Estimated read time: 1-2 minutes
This archived news story is available only for your personal, non-commercial use. Information in the story may be outdated or superseded by additional information. Reading or replaying the story in its archived form does not constitute a republication of the story.
EAST HEMPFIELD TOWNSHIP, Penn. — A woman was reunited with her heirloom diamond ring after it was accidentally flushed down a toilet and recovered from the sewer three days later.
Cindy Vriens of Boiling Springs, Pennsylvania, said her daughter was playing with the ring and accidentally flushed it down the toilet at an office on Rohrerstown Road Sept. 5, according to LancasterOnline. The ring featured a 1-carat diamond surrounded by four blue sapphires in the antique setting and had been a wedding gift from Vriens’ grandmother before she died.

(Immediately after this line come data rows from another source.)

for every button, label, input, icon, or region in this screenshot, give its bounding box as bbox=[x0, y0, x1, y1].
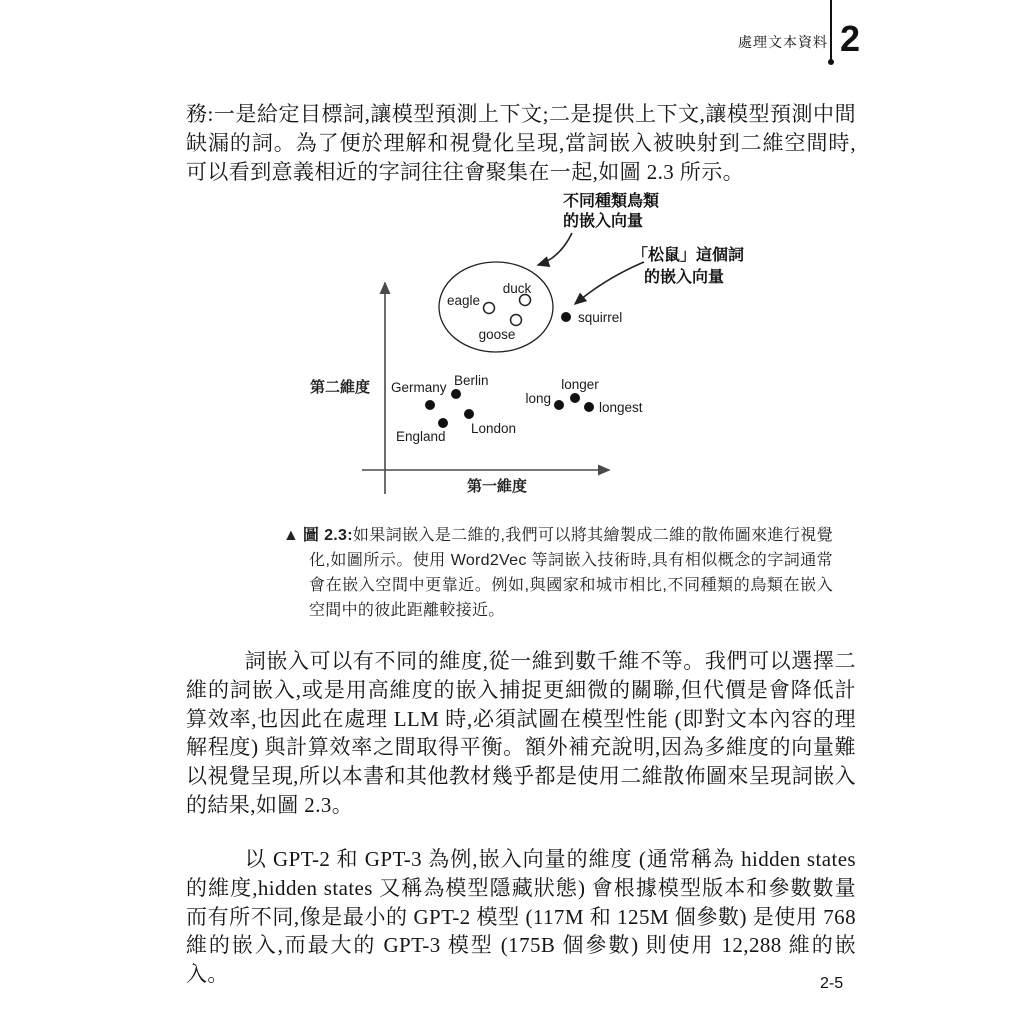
point-label-eagle: eagle bbox=[446, 293, 480, 308]
annotation-birds-line1: 不同種類鳥類 bbox=[563, 193, 660, 210]
chapter-rule-dot bbox=[828, 59, 834, 65]
annotation-squirrel-line1: 「松鼠」這個詞 bbox=[632, 247, 745, 264]
point-label-long: long bbox=[525, 391, 551, 406]
point-label-Germany: Germany bbox=[391, 380, 447, 395]
paragraph-gpt-examples: 以 GPT-2 和 GPT-3 為例,嵌入向量的維度 (通常稱為 hidden states 的維度,hidden states 又稱為模型隱藏狀態) 會根據模型版本和參數數量而有所不同,像是最小的 GPT-2 模型 (117M 和 125M 個參數) 是使用 768 維的嵌入,而最大的 GPT-3 模型 (175B 個參數) 則使用 12,288 維的嵌入。 bbox=[186, 847, 856, 987]
point-label-Berlin: Berlin bbox=[454, 373, 489, 388]
point-longest bbox=[584, 402, 594, 412]
point-label-England: England bbox=[396, 429, 446, 444]
chapter-rule-line bbox=[830, 0, 832, 61]
point-label-duck: duck bbox=[502, 281, 532, 296]
point-London bbox=[464, 409, 474, 419]
point-Berlin bbox=[451, 389, 461, 399]
chapter-number: 2 bbox=[840, 18, 861, 59]
point-label-longest: longest bbox=[599, 400, 643, 415]
figure-caption bbox=[283, 523, 833, 623]
point-eagle bbox=[484, 303, 495, 314]
point-label-goose: goose bbox=[478, 327, 516, 342]
x-axis-label: 第一維度 bbox=[467, 478, 528, 495]
figure-2-3-scatter-plot bbox=[270, 185, 770, 500]
annotation-birds-line2: 的嵌入向量 bbox=[563, 213, 644, 230]
point-duck bbox=[520, 295, 531, 306]
point-label-longer: longer bbox=[561, 377, 599, 392]
annotation-squirrel-arrow bbox=[575, 262, 644, 304]
point-squirrel bbox=[561, 312, 571, 322]
page-number: 2-5 bbox=[820, 975, 844, 992]
caption-text: 如果詞嵌入是二維的,我們可以將其繪製成二維的散佈圖來進行視覺化,如圖所示。使用 Word2Vec 等詞嵌入技術時,具有相似概念的字詞通常會在嵌入空間中更靠近。例如,與國家和城市相比,不同種類的鳥類在嵌入空間中的彼此距離較接近。 bbox=[309, 527, 833, 619]
scatter-points-layer bbox=[391, 281, 643, 444]
point-Germany bbox=[425, 400, 435, 410]
point-label-squirrel: squirrel bbox=[578, 310, 623, 325]
y-axis-label: 第二維度 bbox=[310, 379, 371, 396]
caption-triangle-icon: ▲ bbox=[283, 527, 300, 544]
point-England bbox=[438, 418, 448, 428]
point-goose bbox=[511, 315, 522, 326]
paragraph-intro: 務:一是給定目標詞,讓模型預測上下文;二是提供上下文,讓模型預測中間缺漏的詞。為了便於理解和視覺化呈現,當詞嵌入被映射到二維空間時,可以看到意義相近的字詞往往會聚集在一起,如圖 2.3 所示。 bbox=[186, 102, 856, 184]
annotation-squirrel-line2: 的嵌入向量 bbox=[644, 269, 725, 286]
chapter-title: 處理文本資料 bbox=[738, 34, 828, 50]
caption-label: 圖 2.3: bbox=[302, 527, 353, 544]
paragraph-dimensions: 詞嵌入可以有不同的維度,從一維到數千維不等。我們可以選擇二維的詞嵌入,或是用高維度的嵌入捕捉更細微的關聯,但代價是會降低計算效率,也因此在處理 LLM 時,必須試圖在模型性能 (即對文本內容的理解程度) 與計算效率之間取得平衡。額外補充說明,因為多維度的向量難以視覺呈現,所以本書和其他教材幾乎都是使用二維散佈圖來呈現詞嵌入的結果,如圖 2.3。 bbox=[186, 649, 856, 817]
point-longer bbox=[570, 393, 580, 403]
point-long bbox=[554, 400, 564, 410]
annotation-birds-arrow bbox=[538, 233, 572, 265]
point-label-London: London bbox=[471, 421, 517, 436]
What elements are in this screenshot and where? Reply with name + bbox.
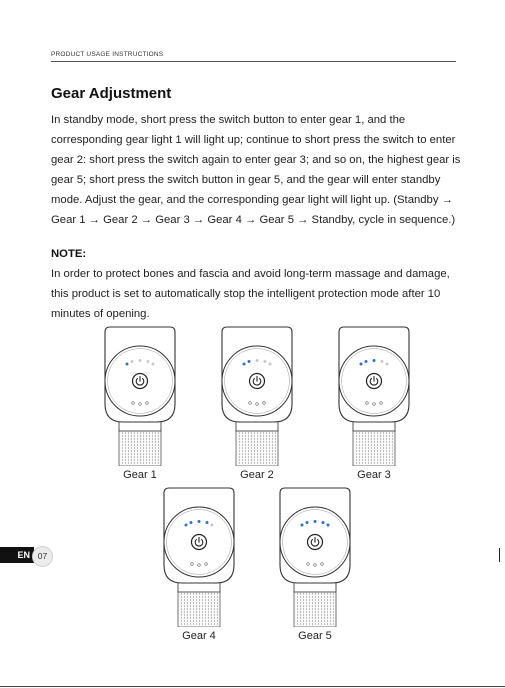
gear-indicator-light [126,363,129,366]
battery-indicator [321,563,324,566]
gear-indicator-light [185,524,188,527]
device-svg [156,487,242,627]
power-icon [133,374,148,389]
battery-indicator [380,402,383,405]
device-illustration-gear-4 [156,487,242,627]
device-illustration-gear-3 [331,326,417,466]
device-svg [214,326,300,466]
gear-indicator-light [264,360,267,363]
gear-indicator-light [306,521,309,524]
gear-indicator-light [206,521,209,524]
battery-indicator [132,402,135,405]
power-icon [192,535,207,550]
device-svg [272,487,358,627]
battery-indicator [249,402,252,405]
caption-gear-4: Gear 4 [182,630,216,642]
header-label: PRODUCT USAGE INSTRUCTIONS [51,51,164,58]
gear-indicator-light [373,359,376,362]
device-svg [97,326,183,466]
power-icon [250,374,265,389]
caption-gear-2: Gear 2 [240,469,274,481]
battery-indicator [139,403,142,406]
device-svg [331,326,417,466]
gear-indicator-light [314,520,317,523]
battery-indicator [263,402,266,405]
gear-indicator-light [269,363,272,366]
gear-indicator-light [301,524,304,527]
gear-indicator-light [139,359,142,362]
caption-gear-1: Gear 1 [123,469,157,481]
caption-gear-3: Gear 3 [357,469,391,481]
device-illustration-gear-5 [272,487,358,627]
power-icon [367,374,382,389]
bottom-rule [0,686,505,687]
gear-indicator-light [360,363,363,366]
device-illustration-gear-1 [97,326,183,466]
battery-indicator [307,563,310,566]
caption-gear-5: Gear 5 [298,630,332,642]
battery-indicator [373,403,376,406]
battery-indicator [191,563,194,566]
gear-indicator-light [327,524,330,527]
gear-indicator-light [152,363,155,366]
gear-indicator-light [243,363,246,366]
battery-indicator [146,402,149,405]
header-rule [51,61,456,62]
gear-indicator-light [131,360,134,363]
note-paragraph: In order to protect bones and fascia and avoid long-term massage and damage, this product is set to automatically stop the intelligent protection mode after 10 minutes of opening. [51,268,450,320]
instructions-paragraph: In standby mode, short press the switch button to enter gear 1, and the corresponding gear light 1 will light up; continue to short press the switch to enter gear 2: short press the switch again to enter gear 3; and so on, the highest gear is gear 5; short press the switch button in gear 5, and the gear will enter standby mode. Adjust the gear, and the corresponding gear light will light up. (Standby → Gear 1 → Gear 2 → Gear 3 → Gear 4 → Gear 5 → Standby, cycle in sequence.) [51,114,461,226]
gear-indicator-light [322,521,325,524]
battery-indicator [198,564,201,567]
power-icon [308,535,323,550]
gear-indicator-light [198,520,201,523]
page-edge-mark [499,548,500,562]
gear-indicator-light [190,521,193,524]
page-title: Gear Adjustment [51,85,172,102]
gear-indicator-light [147,360,150,363]
gear-indicator-light [381,360,384,363]
note-label: NOTE: [51,248,87,260]
battery-indicator [205,563,208,566]
gear-indicator-light [365,360,368,363]
gear-indicator-light [211,524,214,527]
battery-indicator [314,564,317,567]
gear-indicator-light [386,363,389,366]
device-illustration-gear-2 [214,326,300,466]
battery-indicator [366,402,369,405]
language-badge: EN [0,547,34,563]
gear-indicator-light [256,359,259,362]
page-number: 07 [32,546,53,567]
gear-indicator-light [248,360,251,363]
battery-indicator [256,403,259,406]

“I’m going to say it’s between 75 and 100 years old,” Vriens told LancasterOnline. “The monetary value is meaningless to me. It’s the fact that it came from (my grandma) that makes it so special.”

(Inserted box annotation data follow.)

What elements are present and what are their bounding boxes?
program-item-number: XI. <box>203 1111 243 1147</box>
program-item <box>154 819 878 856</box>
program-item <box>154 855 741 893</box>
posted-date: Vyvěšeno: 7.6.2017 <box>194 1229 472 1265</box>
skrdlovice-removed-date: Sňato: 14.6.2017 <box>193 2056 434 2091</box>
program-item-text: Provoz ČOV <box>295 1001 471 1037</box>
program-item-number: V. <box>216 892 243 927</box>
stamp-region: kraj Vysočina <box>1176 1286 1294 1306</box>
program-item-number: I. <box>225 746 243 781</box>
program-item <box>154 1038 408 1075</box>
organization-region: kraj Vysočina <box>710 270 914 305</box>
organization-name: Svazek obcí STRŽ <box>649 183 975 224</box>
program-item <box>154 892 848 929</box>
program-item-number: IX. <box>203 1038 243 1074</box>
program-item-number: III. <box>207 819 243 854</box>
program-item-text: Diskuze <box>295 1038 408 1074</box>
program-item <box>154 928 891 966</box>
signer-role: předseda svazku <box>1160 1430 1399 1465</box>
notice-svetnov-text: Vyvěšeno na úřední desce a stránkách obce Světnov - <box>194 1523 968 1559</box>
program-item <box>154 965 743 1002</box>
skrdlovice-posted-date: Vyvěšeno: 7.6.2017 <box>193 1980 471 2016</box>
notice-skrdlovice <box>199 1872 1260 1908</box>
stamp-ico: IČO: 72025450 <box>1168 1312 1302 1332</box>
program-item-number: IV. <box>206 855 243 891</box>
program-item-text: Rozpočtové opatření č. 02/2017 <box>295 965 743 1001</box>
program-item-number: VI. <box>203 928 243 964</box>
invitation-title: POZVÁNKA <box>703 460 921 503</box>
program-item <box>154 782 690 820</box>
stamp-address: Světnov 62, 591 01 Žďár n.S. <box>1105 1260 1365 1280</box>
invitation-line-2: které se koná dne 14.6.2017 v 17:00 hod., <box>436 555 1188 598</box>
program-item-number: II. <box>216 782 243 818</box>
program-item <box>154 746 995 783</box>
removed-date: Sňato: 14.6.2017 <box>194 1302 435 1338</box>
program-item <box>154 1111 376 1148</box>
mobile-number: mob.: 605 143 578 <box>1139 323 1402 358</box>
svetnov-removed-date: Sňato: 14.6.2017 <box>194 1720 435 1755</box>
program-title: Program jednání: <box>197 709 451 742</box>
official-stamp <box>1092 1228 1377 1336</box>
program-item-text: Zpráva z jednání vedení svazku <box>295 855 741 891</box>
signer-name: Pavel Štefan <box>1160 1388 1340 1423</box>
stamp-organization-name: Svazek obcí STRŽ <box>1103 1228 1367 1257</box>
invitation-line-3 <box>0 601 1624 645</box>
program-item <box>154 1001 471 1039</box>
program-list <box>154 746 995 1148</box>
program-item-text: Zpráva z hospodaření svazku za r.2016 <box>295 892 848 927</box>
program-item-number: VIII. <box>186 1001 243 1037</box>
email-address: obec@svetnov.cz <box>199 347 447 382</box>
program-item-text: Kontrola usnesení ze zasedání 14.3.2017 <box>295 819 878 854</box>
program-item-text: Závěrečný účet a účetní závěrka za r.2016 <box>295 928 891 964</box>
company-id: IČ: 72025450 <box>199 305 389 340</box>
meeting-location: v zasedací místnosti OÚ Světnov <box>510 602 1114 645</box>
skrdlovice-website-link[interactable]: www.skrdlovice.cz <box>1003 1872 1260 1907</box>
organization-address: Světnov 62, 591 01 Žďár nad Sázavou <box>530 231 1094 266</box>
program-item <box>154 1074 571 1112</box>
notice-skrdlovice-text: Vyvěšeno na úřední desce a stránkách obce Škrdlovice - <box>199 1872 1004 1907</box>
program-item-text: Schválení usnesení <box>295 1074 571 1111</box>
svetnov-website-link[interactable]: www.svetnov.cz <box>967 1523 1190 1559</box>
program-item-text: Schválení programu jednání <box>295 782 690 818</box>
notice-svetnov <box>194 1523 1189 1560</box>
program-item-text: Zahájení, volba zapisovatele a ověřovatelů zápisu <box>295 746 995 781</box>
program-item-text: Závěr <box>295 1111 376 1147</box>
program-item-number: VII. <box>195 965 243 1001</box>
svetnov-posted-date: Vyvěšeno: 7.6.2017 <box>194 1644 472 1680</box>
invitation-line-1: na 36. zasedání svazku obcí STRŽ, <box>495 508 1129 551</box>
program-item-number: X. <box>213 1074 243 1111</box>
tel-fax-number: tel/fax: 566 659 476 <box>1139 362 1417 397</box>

Vriens decided to call the Lancaster Area Sewer Authority to see if they could recover the ring. Employees said the chances would be slim, but that they would attempt to find the ring. On Sept. 8, a crew went into a manhole located 75 feet away from the building where the ring was flushed and began sifting through the material inside the 8-inch sewer line, LancasterOnline said.
The men checked a trap that prevents sewer gas from seeping back into the nearby buildings and the workers found the ring.
“They asked me to describe my ring and when I did, they said, ‘We found it,’ ” Vriens said. “It was a miracle.”